Liberdade e o direito de arriscar
NEY CARVALHO *
A epígrafe do estupendo livro O Caminho da Servidão, de Friedrich Hayek, é aforismo de David Hume: “Raramente se perde qualquer tipo de liberdade de uma só vez”.
O tema surge a propósito de um pequeno projeto de lei de número PLS 570/2011, de autoria do senador paraibano Vital do Rego. Recém aprovado na Comissão de Ciência, Tecnologia, Inovação, Comunicação e Informática (CCT) do Senado Federal visa proibir, no país, jogos de azar pela Internet.
O projeto é singelo. Consta de apenas um artigo, que seria acrescentado ao Decreto-Lei 9.215 de 30 de abril de 1946. Trata-se de mero adendo a um odioso diploma expedido pelo ex-presidente Eurico Dutra, ainda na vigência do mais despótico regime vivido pelo Brasil: o nazi-fascista Estado Novo, criação do antecessor Getúlio Vargas. Foi a proibição original dos jogos de azar no país.
Ora, arriscar seu patrimônio, em qualquer modalidade admissível, é um direito inalienável dos indivíduos. E riscos são inerentes à natureza e existência humanas. Há uma anedota no mercado internacional de capitais que reflete, com rara sensibilidade, as frágeis fronteiras entre múltiplas formas de assumir riscos:
“Se você comprar ações da companhia XYZ, julgando que elas vão subir, está investindo. Se adquirir pule de um cavalo no 5o páreo, achando que ele vai ganhar, está apostando. Se colocar suas fichas no preto, 13, da roleta, está jogando”.
Na sociedade brasileira, a primeira operação é aceita e incentivada, a segunda é tolerada e a terceira é proibida. Entretanto as três são, apenas, formas diferentes de assumir riscos, direito de todos os cidadãos. E pior, se na terceira hipótese substituirmos a roleta pela seleção de seis números na mega-sena da Caixa Econômica Federal, mesmo tipo e padrão de risco, estaremos praticando um jogo legal e amplamente estimulado pelo poder público.
Ao invés de limpar a legislação brasileira da herança maligna do nazi-fascismo, o projeto visa estendê-lo à válvula de escape criada pela modernidade. O jogo via Internet é alternativa atual à ânsia de risco e entretenimento demandados pela sociedade brasileira. A outra é cruzar as fronteiras e ir se divertir em qualquer dos países do mundo, ou mesmo da América Latina, com as exceções de Equador e Cuba, em que são permitidos jogos de azar.

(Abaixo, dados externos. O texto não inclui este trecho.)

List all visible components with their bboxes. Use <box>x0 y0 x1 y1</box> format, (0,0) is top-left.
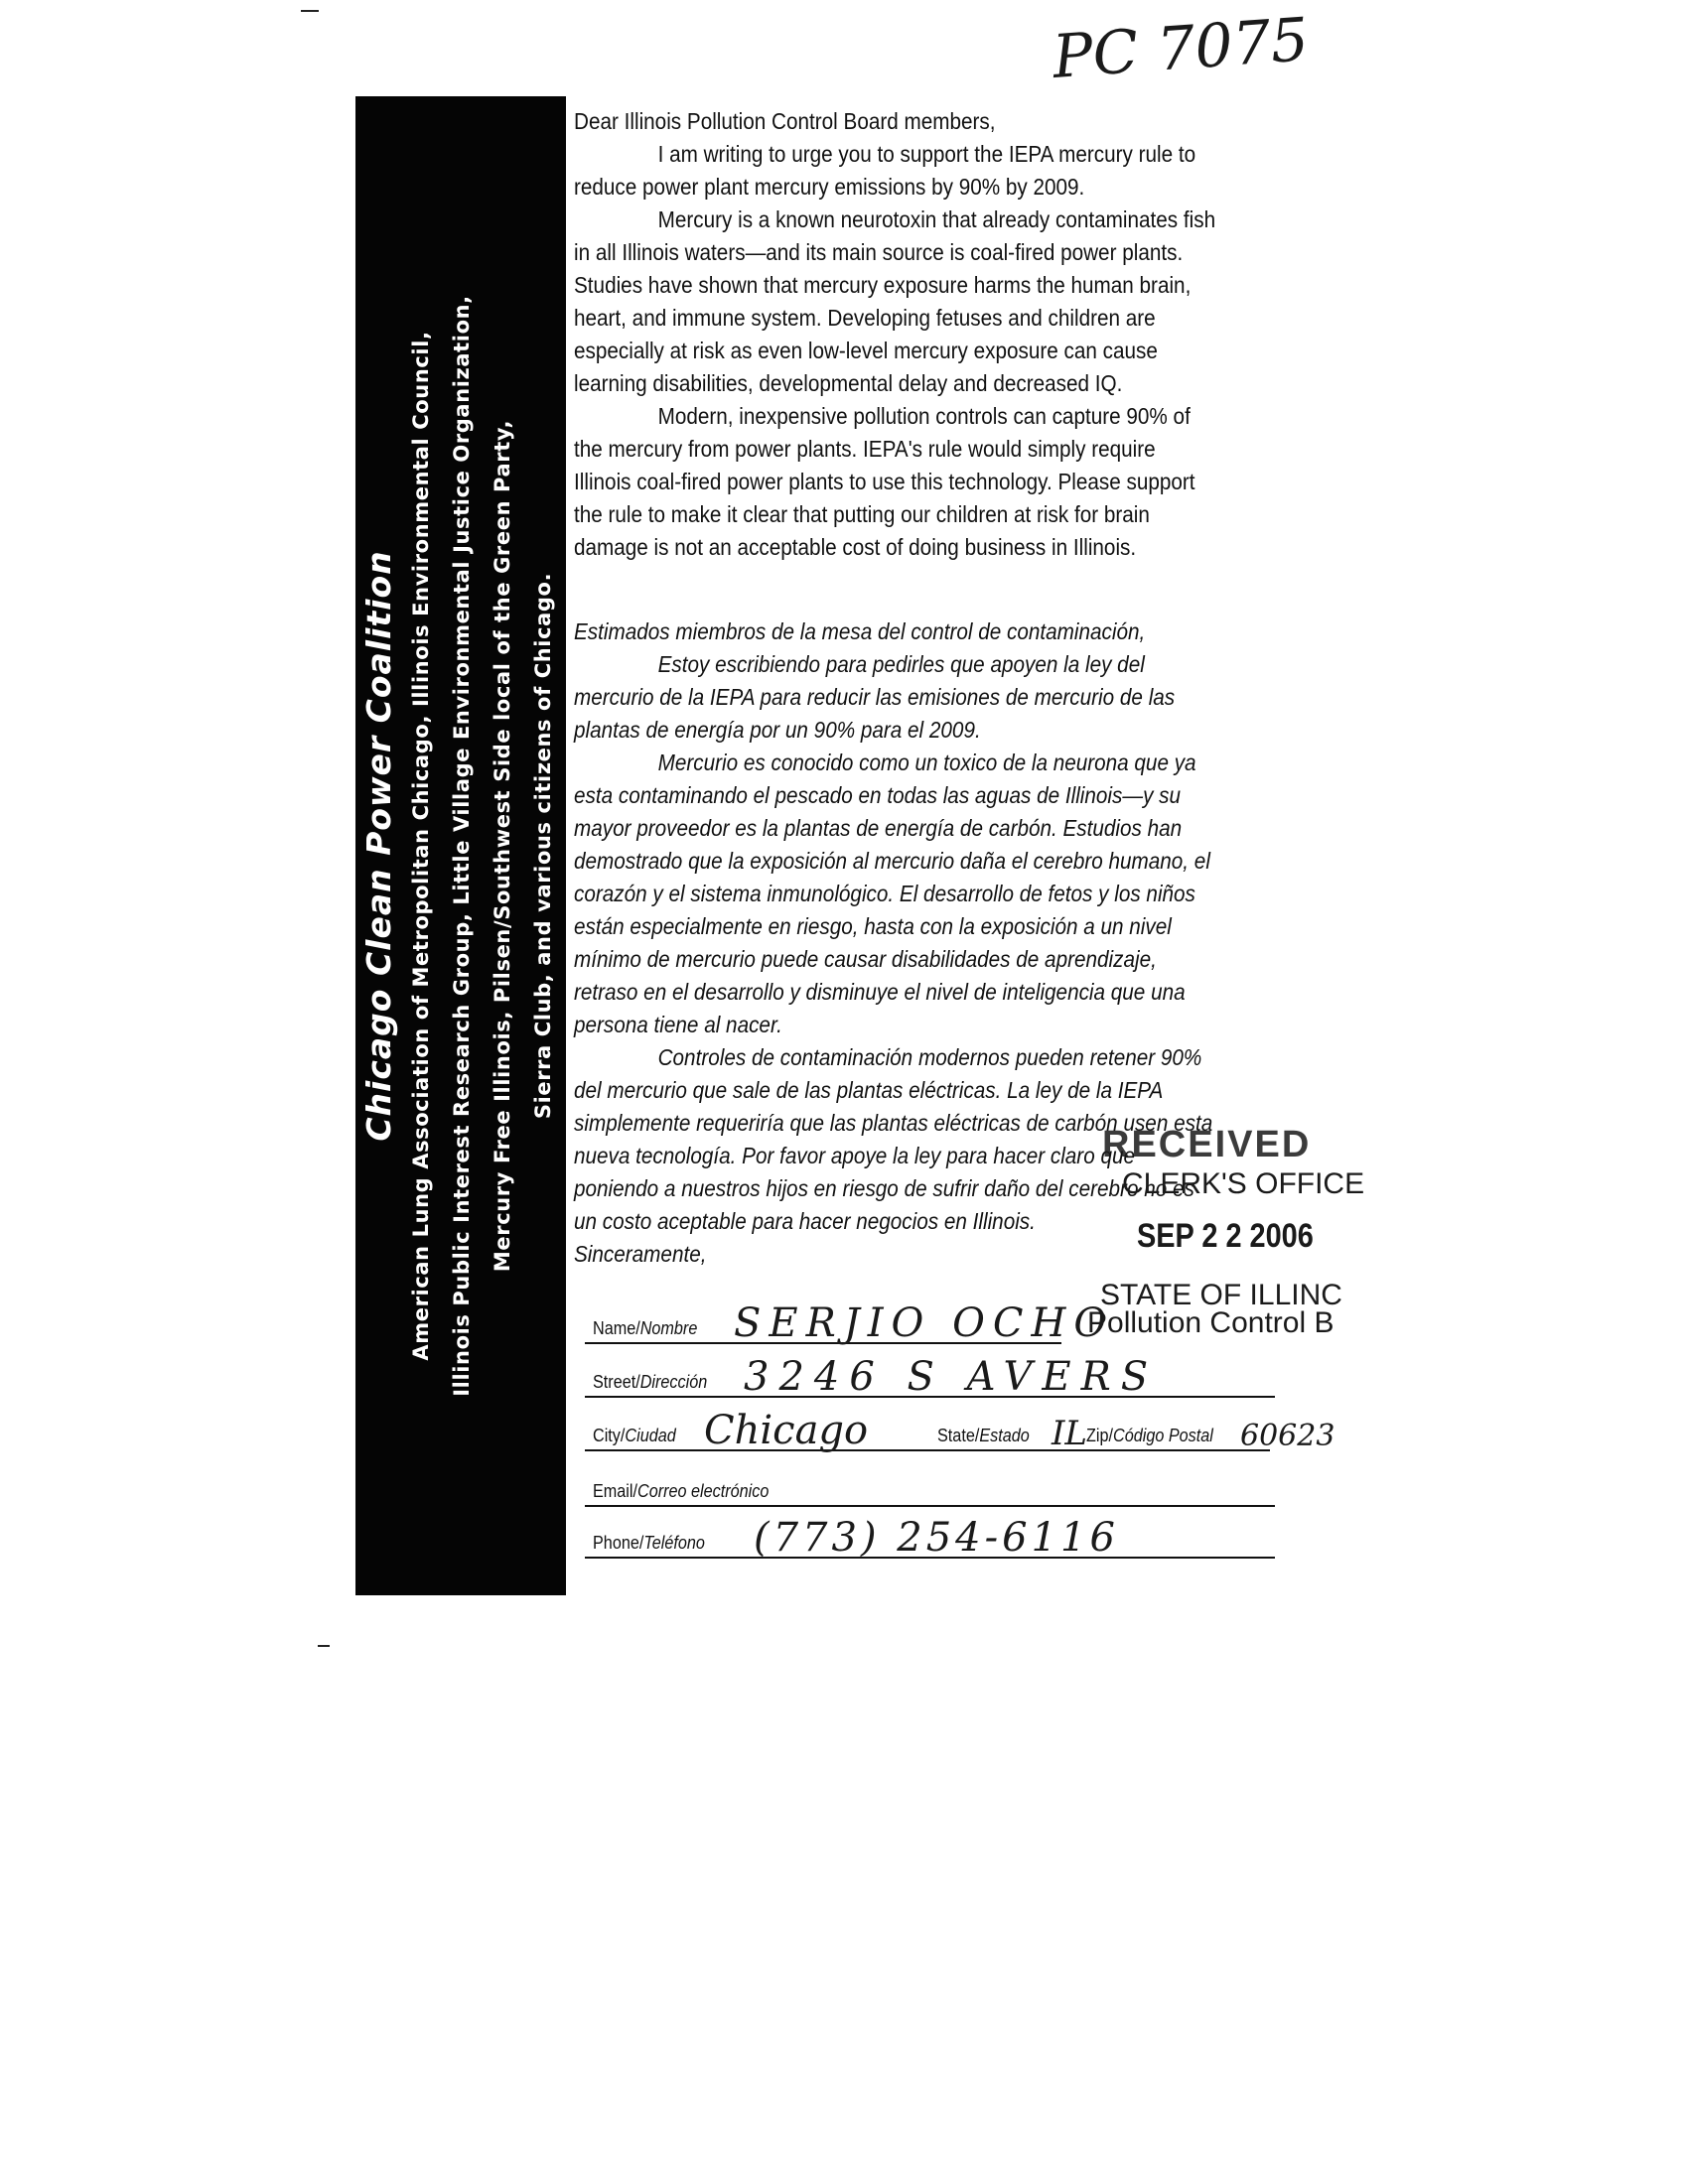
phone-label: Phone/Teléfono <box>593 1533 705 1553</box>
received-stamp-office: CLERK'S OFFICE <box>1122 1167 1365 1200</box>
zip-label: Zip/Código Postal <box>1086 1426 1213 1445</box>
document-number: PC 7075 <box>1050 5 1312 92</box>
salutation-english: Dear Illinois Pollution Control Board members, <box>574 108 996 134</box>
received-stamp-title: RECEIVED <box>1102 1124 1312 1165</box>
phone-row <box>585 1513 1275 1559</box>
scan-mark-left <box>318 1645 330 1647</box>
received-stamp-state: STATE OF ILLINC <box>1100 1279 1342 1311</box>
name-field[interactable]: SERJIO OCHO <box>734 1300 1115 1346</box>
name-label: Name/Nombre <box>593 1318 698 1338</box>
banner-line-3: Mercury Free Illinois, Pilsen/Southwest Side local of the Green Party, <box>491 419 514 1273</box>
zip-field[interactable]: 60623 <box>1240 1419 1335 1453</box>
city-field[interactable]: Chicago <box>704 1408 869 1453</box>
phone-field[interactable]: (773) 254-6116 <box>754 1515 1119 1561</box>
banner-line-2: Illinois Public Interest Research Group, Little Village Environmental Justice Organization, <box>450 295 474 1397</box>
street-row <box>585 1352 1275 1398</box>
city-label: City/Ciudad <box>593 1426 676 1445</box>
name-row <box>585 1298 1115 1346</box>
letter-spanish <box>574 615 1217 1271</box>
email-label: Email/Correo electrónico <box>593 1481 770 1501</box>
banner-title: Chicago Clean Power Coalition <box>359 550 398 1142</box>
street-field[interactable]: 3246 S AVERS <box>744 1354 1159 1400</box>
salutation-spanish: Estimados miembros de la mesa del control de contaminación, <box>574 618 1146 644</box>
banner-line-4: Sierra Club, and various citizens of Chicago. <box>531 572 555 1120</box>
banner-line-1: American Lung Association of Metropolitan Chicago, Illinois Environmental Council, <box>409 331 433 1361</box>
paragraph-english-2: Mercury is a known neurotoxin that already contaminates fish in all Illinois waters—and its main source is coal-fired power plants. Studies have shown that mercury exposure harms the human brain, heart, and immune system. Developing fetuses and children are especially at risk as even low-level mercury exposure can cause learning disabilities, developmental delay and decreased IQ. <box>574 206 1216 396</box>
paragraph-spanish-1: Estoy escribiendo para pedirles que apoyen la ley del mercurio de la IEPA para reducir las emisiones de mercurio de las plantas de energía por un 90% para el 2009. <box>574 651 1176 743</box>
letter-english <box>574 105 1217 564</box>
street-label: Street/Dirección <box>593 1372 708 1392</box>
state-field[interactable]: IL <box>1052 1414 1088 1453</box>
coalition-banner <box>355 96 566 1595</box>
state-label: State/Estado <box>937 1426 1030 1445</box>
received-stamp-date: SEP 2 2 2006 <box>1137 1217 1314 1255</box>
closing-spanish: Sinceramente, <box>574 1241 707 1267</box>
email-row <box>585 1461 1275 1507</box>
scan-mark-top <box>301 10 319 12</box>
paragraph-spanish-3: Controles de contaminación modernos pueden retener 90% del mercurio que sale de las plantas eléctricas. La ley de la IEPA simplemente requeriría que las plantas eléctricas de carbón usen esta nueva tecnología. Por favor apoye la ley para hacer claro que poniendo a nuestros hijos en riesgo de sufrir daño del cerebro no es un costo aceptable para hacer negocios en Illinois. <box>574 1044 1213 1234</box>
received-stamp-board: Pollution Control B <box>1087 1306 1334 1339</box>
paragraph-spanish-2: Mercurio es conocido como un toxico de la neurona que ya esta contaminando el pescado en todas las aguas de Illinois—y su mayor proveedor es la plantas de energía de carbón. Estudios han demostrado que la exposición al mercurio daña el cerebro humano, el corazón y el sistema inmunológico. El desarrollo de fetos y los niños están especialmente en riesgo, hasta con la exposición a un nivel mínimo de mercurio puede causar disabilidades de aprendizaje, retraso en el desarrollo y disminuye el nivel de inteligencia que una persona tiene al nacer. <box>574 750 1210 1037</box>
city-row <box>585 1406 1335 1453</box>
paragraph-english-1: I am writing to urge you to support the IEPA mercury rule to reduce power plant mercury emissions by 90% by 2009. <box>574 141 1196 200</box>
paragraph-english-3: Modern, inexpensive pollution controls can capture 90% of the mercury from power plants. IEPA's rule would simply require Illinois coal-fired power plants to use this technology. Please support the rule to make it clear that putting our children at risk for brain damage is not an acceptable cost of doing business in Illinois. <box>574 403 1195 560</box>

Uma das justificativas do ilustre senador diz respeito a eventuais perigos pelo uso de cartões de crédito nessa modalidade. Todos os que lidam com a rede mundial de computadores sabem de tais possibilidades. A moeda de plástico é vulnerável a fraudes na Internet. Mas elas podem ocorrer, também, na compra de livros, discos, roupas ou produtos de beleza.
De fato, o projeto do senador Vital do Rego é apenas mais uma das múltiplas tentativas de tutelar os indivíduos. Insere-se na tese do Estado-Babá, que tudo pretende controlar, induzindo os cidadãos à senda politicamente correta que os levará como gado, bovinamente, ao matadouro da submissão total ao Estado.
Por outro lado, em termos de técnica jurídica o projeto chega a ser ridículo. Uma vez que os sites que disponibilizam jogo na Internet são todos localizados no exterior, o texto prevê, necessariamente, a extraterritorialidade da Lei de Contravenções Penais brasileira, o que é expressamente vedado pela mesma lei no artigo 2º: “A lei brasileira só é aplicável à contravenção praticada no território nacional”. Mas a discussão não se encerra aí, pois existem outras complexas tecnicalidades jurídicas que nem cabe comentar.
A falta de bom senso é ampla, geral e irrestrita. Mas o fato é que, uma vez mais, se tenta coagir a liberdade individual. Pelo andar da carruagem daqui a pouco surgirão novos projetos, proibindo os brasileiros de fazer cruzeiros em navios que tenham cassinos a bordo. Ou viajar para países em que o jogo seja permitido.